В принципе, нам очень приятно, что Турция нас гостеприимно, спокойно приютила. В отличие от Евросоюза, который, вместо того, чтоб помогать антивоенному сопротивлению, создал всяческие сложности простым русским людям.

— А в чём это проявлялось?
— *Со смехом* Не в последнюю очередь, в наличии ассортимента хорошего пива! В Анталье же на весь город два-три бара с более-менее приличным крафтом. В Стамбуле ещё несколько. А в целом по стране с этим туговато, как мне кажется. Так что у нас здесь ещё вполне хорошо!
— Да, кстати, понимаю. Ты уже не первый, кто говорит мне, что с пивом в Турции не очень. Наверное, это в целом связано с мусульманской культурой? Насколько вообще эти культурные различия ощущаются?
— Конечно, эта культура не похожа на нашу, далеко не только в этом аспекте. Хочется оказаться в месте с более близкой, европейской культурой, несмотря на то что Европа сейчас a little bit unwelcome to us.

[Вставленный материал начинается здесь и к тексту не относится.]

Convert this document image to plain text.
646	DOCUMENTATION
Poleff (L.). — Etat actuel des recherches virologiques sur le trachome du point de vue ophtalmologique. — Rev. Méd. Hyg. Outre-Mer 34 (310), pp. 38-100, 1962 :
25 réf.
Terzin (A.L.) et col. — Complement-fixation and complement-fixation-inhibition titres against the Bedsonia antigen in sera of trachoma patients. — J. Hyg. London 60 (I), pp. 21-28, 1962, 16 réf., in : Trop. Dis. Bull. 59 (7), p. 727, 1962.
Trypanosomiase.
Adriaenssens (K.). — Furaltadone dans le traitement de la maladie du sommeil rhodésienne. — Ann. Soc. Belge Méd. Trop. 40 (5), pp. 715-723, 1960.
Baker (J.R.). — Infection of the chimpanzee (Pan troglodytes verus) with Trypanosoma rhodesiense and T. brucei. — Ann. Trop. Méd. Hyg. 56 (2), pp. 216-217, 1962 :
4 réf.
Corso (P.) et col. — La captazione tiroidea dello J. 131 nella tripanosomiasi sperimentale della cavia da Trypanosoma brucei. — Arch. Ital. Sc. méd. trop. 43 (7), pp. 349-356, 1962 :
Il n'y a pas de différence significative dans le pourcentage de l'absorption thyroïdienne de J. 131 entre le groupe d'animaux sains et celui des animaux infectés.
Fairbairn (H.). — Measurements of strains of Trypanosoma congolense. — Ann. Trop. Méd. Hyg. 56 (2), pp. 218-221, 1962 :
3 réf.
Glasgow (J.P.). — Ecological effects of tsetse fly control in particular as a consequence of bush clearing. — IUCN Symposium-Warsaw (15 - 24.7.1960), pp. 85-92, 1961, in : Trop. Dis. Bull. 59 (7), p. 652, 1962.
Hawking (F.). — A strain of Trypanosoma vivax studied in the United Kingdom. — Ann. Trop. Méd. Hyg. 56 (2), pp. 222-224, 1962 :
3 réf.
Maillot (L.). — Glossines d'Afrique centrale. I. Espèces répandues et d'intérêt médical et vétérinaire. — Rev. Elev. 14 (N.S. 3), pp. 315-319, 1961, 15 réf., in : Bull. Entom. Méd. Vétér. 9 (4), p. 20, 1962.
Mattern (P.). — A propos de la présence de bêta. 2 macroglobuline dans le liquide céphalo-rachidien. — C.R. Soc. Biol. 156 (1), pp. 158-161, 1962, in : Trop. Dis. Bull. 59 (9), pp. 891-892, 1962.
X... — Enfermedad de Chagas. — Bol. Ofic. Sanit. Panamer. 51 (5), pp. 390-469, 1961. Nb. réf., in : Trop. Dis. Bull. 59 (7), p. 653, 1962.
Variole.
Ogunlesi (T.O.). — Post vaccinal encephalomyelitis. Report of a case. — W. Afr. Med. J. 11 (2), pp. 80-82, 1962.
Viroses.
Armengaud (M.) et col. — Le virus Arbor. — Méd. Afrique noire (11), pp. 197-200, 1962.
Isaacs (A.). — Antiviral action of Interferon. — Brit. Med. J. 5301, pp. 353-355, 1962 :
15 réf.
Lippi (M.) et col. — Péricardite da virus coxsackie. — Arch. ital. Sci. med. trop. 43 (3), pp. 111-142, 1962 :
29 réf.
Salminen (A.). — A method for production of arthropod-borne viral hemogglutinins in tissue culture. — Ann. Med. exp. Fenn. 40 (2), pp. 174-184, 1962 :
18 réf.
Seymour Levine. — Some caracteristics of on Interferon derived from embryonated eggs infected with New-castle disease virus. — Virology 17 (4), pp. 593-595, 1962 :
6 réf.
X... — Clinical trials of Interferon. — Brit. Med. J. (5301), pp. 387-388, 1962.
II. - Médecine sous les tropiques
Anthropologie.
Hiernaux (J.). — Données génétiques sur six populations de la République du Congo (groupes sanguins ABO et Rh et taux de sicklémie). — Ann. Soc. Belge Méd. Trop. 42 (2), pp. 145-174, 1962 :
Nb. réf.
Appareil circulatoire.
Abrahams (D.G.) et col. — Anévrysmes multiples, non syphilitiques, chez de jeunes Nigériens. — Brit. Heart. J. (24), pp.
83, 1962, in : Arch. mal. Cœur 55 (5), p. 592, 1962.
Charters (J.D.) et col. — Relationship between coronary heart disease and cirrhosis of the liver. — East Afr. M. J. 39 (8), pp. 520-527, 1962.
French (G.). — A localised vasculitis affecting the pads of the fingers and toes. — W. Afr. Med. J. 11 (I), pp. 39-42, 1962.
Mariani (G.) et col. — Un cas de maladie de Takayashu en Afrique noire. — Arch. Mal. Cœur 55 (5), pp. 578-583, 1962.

— Скажи, а сложно ли тебе как представителю православного духовенства жить в стране, где превалирует культура, основанная на исламе?
— Знаешь, мне думается, что здесь, по крайней мере в Анталье, где мы живём, превалирующая культура – это культура Ататюрка. Мне кажется, может, я и ошибаюсь, что у него здесь больше последователей, чем у какой-либо религии. Здесь довольно много агностиков и атеистов. В результате мы имеем очень светский и очень свободный город, в чём-то даже весьма западный. Правда европейские продукты, например, испанский сыр, в Турции найти сложнее, чем в подсанкционной Москве.
— Меня очень заинтересовало то, что ты сказал про атеизм. У меня, наверное, есть представление, что Турция сейчас уходит в сторону от концепции светского государства. Ты представлял, с какой религиозной картиной предстоит здесь столкнуться?
— Даже не успел задуматься. Конечно, вот это, по большей части, светское общество – это характерно именно для Антальи, крупного туристического и студенческого города. Я думаю, что в некоторых других провинциях религиозных людей и, в первую очередь, мусульман гораздо больше. Да и здесь, на самом деле, их тоже немало. Но надо сказать, что здесь, когда я иду по улице старого города, где нам это в определённых пределах дозволено, в рясе, я ловлю на себе гораздо меньше странных взглядов, чем в Москве – там на меня нередко как на дикаря смотрели и чуть не пальцем тыкали. Однажды я вообще видел, как батюшка выходил из метро Тульская, и компания подростков громко выкрикнула, с матерком, "ха-ха, смотри, поп!". Вот это "смотри, поп" – в Москве некая норма поведения. А здесь никто не делает удивленных лиц, увидев священника в подряснике. Ну, разве что старички по груди себя похлопают: "салям алейкум", мол – это скорее как знак уважения такой. Так что, если мы говорим о религиозной составляющей турецкого общества, я бы сказал, что оно здесь более уважительное, чем в Москве.
— Поразительно. Я никогда не задумывалась, что к батюшкам может быть такое отношение в исламской стране. А много ли прихожан в храме среди эмигрантов новой волны?
— Знаешь, в октябре-ноябре некоторые ребята с определенной регулярностью приходили в церковь, их можно было вычислить по абсолютно потерянным лицам. В большинстве своём они приходили в храм только потому, что видели, что на двери здания что-то по-русски написано. Я обменивался контактами с некоторыми из них, стараюсь поддерживать общение. Но вообще, я ожидал, что люди будут в большей степени объединяться вокруг церкви в такой ситуации. Но этого нет. Конечно, в храме появляются новые лица. Но большинство новоприбывших к Церкви настроено индифферентно. По крайней мере, такое впечатление сложилось у меня.
— Видишь ли ты для себя возможность возвращения в Московский Патриархат в будущем?
— Нет, не могу сказать, что это представляется мне возможным.